You. I have the passion for you. No matter how many pills they put inside me and how many drugs they pump me full of, I will always look at you with utter admiration and I will feel my weak heart pump inside of my chest. For you. Not for the promise of another sunrise or sunset, but the promise of seeing you asleep in the bed across from me again. If I were to die, if I am to die, I hope there’s a place where I can see you sleep. I suppose there’s another irony in my life, finding the one that gives me life by finding out that I have to die.  

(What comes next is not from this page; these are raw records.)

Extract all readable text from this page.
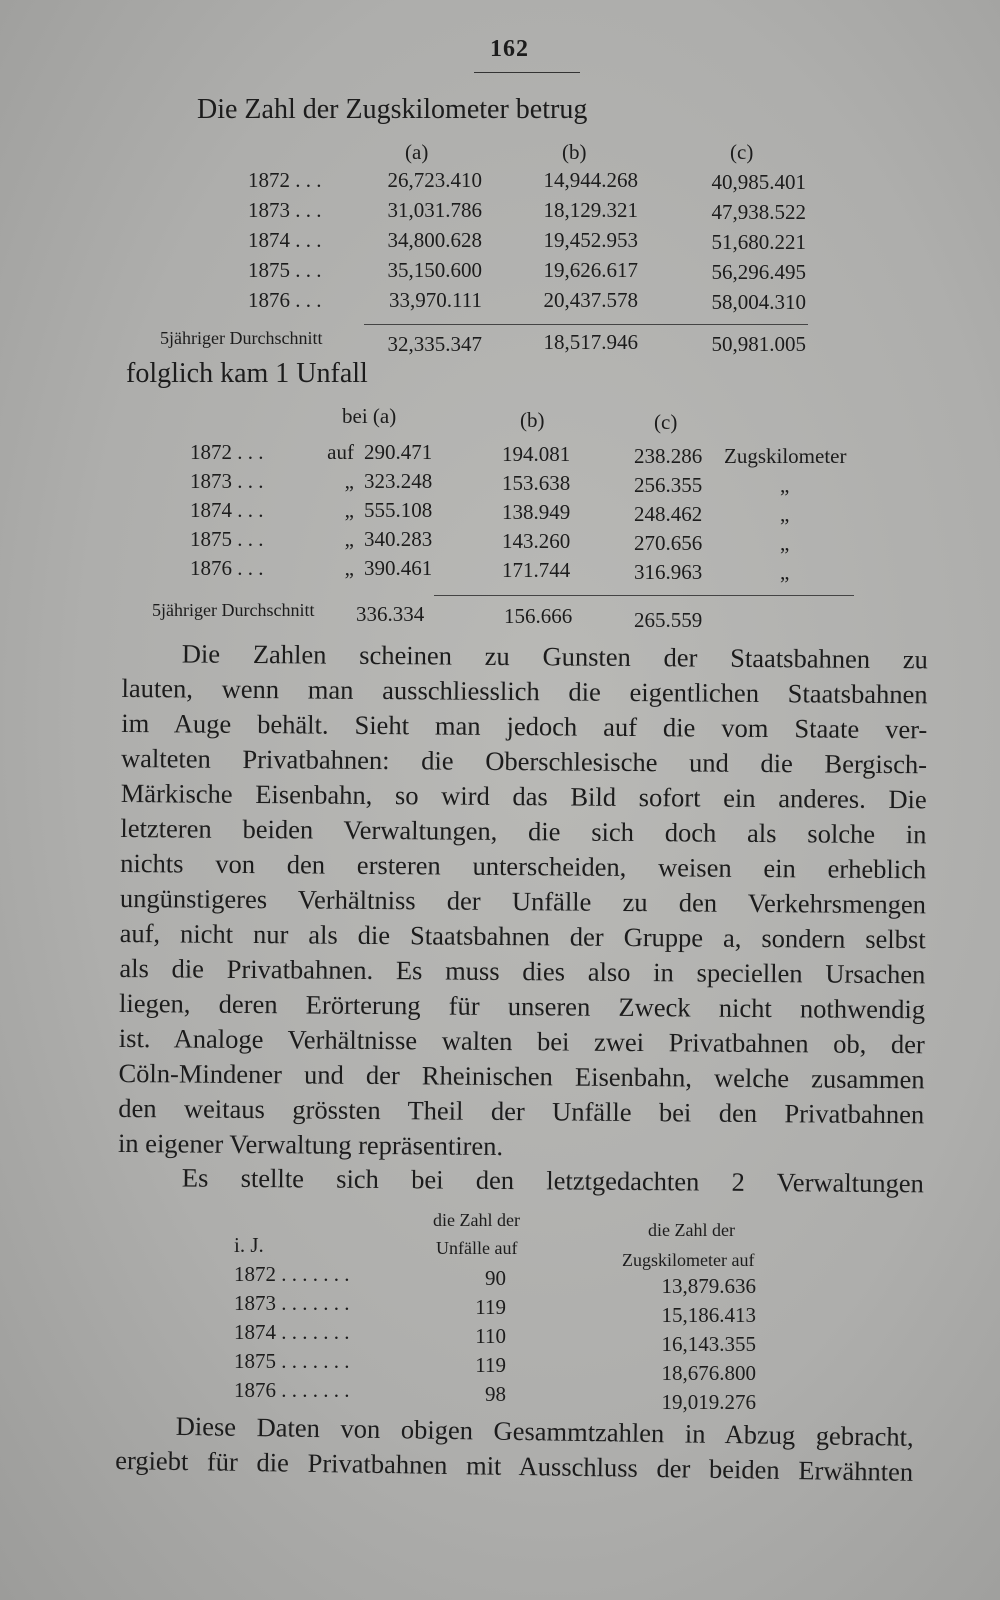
162
Die Zahl der Zugskilometer betrug
(a)	(b)	(c)
1872 . . .	26,723.410	14,944.268	40,985.401
1873 . . .	31,031.786	18,129.321	47,938.522
1874 . . .	34,800.628	19,452.953	51,680.221
1875 . . .	35,150.600	19,626.617	56,296.495
1876 . . .	33,970.111	20,437.578	58,004.310
5jähriger Durchschnitt	32,335.347	18,517.946	50,981.005
folglich kam 1 Unfall
bei (a)	(b)	(c)
1872 . . .	auf 290.471	194.081	238.286 Zugskilometer
1873 . . .	„ 323.248	153.638	256.355	„
1874 . . .	„ 555.108	138.949	248.462	„
1875 . . .	„ 340.283	143.260	270.656	„
1876 . . .	„ 390.461	171.744	316.963	„
5jähriger Durchschnitt 336.334	156.666	265.559
Die Zahlen scheinen zu Gunsten der Staatsbahnen zu
lauten, wenn man ausschliesslich die eigentlichen Staatsbahnen
im Auge behält. Sieht man jedoch auf die vom Staate ver-
walteten Privatbahnen: die Oberschlesische und die Bergisch-
Märkische Eisenbahn, so wird das Bild sofort ein anderes. Die
letzteren beiden Verwaltungen, die sich doch als solche in
nichts von den ersteren unterscheiden, weisen ein erheblich
ungünstigeres Verhältniss der Unfälle zu den Verkehrsmengen
auf, nicht nur als die Staatsbahnen der Gruppe a, sondern selbst
als die Privatbahnen. Es muss dies also in speciellen Ursachen
liegen, deren Erörterung für unseren Zweck nicht nothwendig
ist. Analoge Verhältnisse walten bei zwei Privatbahnen ob, der
Cöln-Mindener und der Rheinischen Eisenbahn, welche zusammen
den weitaus grössten Theil der Unfälle bei den Privatbahnen
in eigener Verwaltung repräsentiren.
Es stellte sich bei den letztgedachten 2 Verwaltungen
die Zahl der
Unfälle auf
die Zahl der
Zugskilometer auf
i. J.
1872 . . . . . . .	90	13,879.636
1873 . . . . . . .	119	15,186.413
1874 . . . . . . .	110	16,143.355
1875 . . . . . . .	119	18,676.800
1876 . . . . . . .	98	19,019.276
Diese Daten von obigen Gesammtzahlen in Abzug gebracht,
ergiebt für die Privatbahnen mit Ausschluss der beiden Erwähnten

Every part of me hurts and I can’t tell if it’s because of the lack of life here or the fact that my life is laying right across from me and she is dying. We are both dying and there is nothing we can do about it. Everyone else keeps telling me that everyone’s dying, it’s nothing to worry about. It’s like they don’t understand the concept of speed. I can’t blame them. The only real way to understand speed is to watch your love’s heart monitor flatten out. There will never be a moment when your heart beats faster, and that is when you understand speed. Not from a car speedometer or a mathematician telling you about the formula. What does a mathematician know about death? All they know is the death of numbers. The death of two ones makes the birth of two. Maybe we will make a two.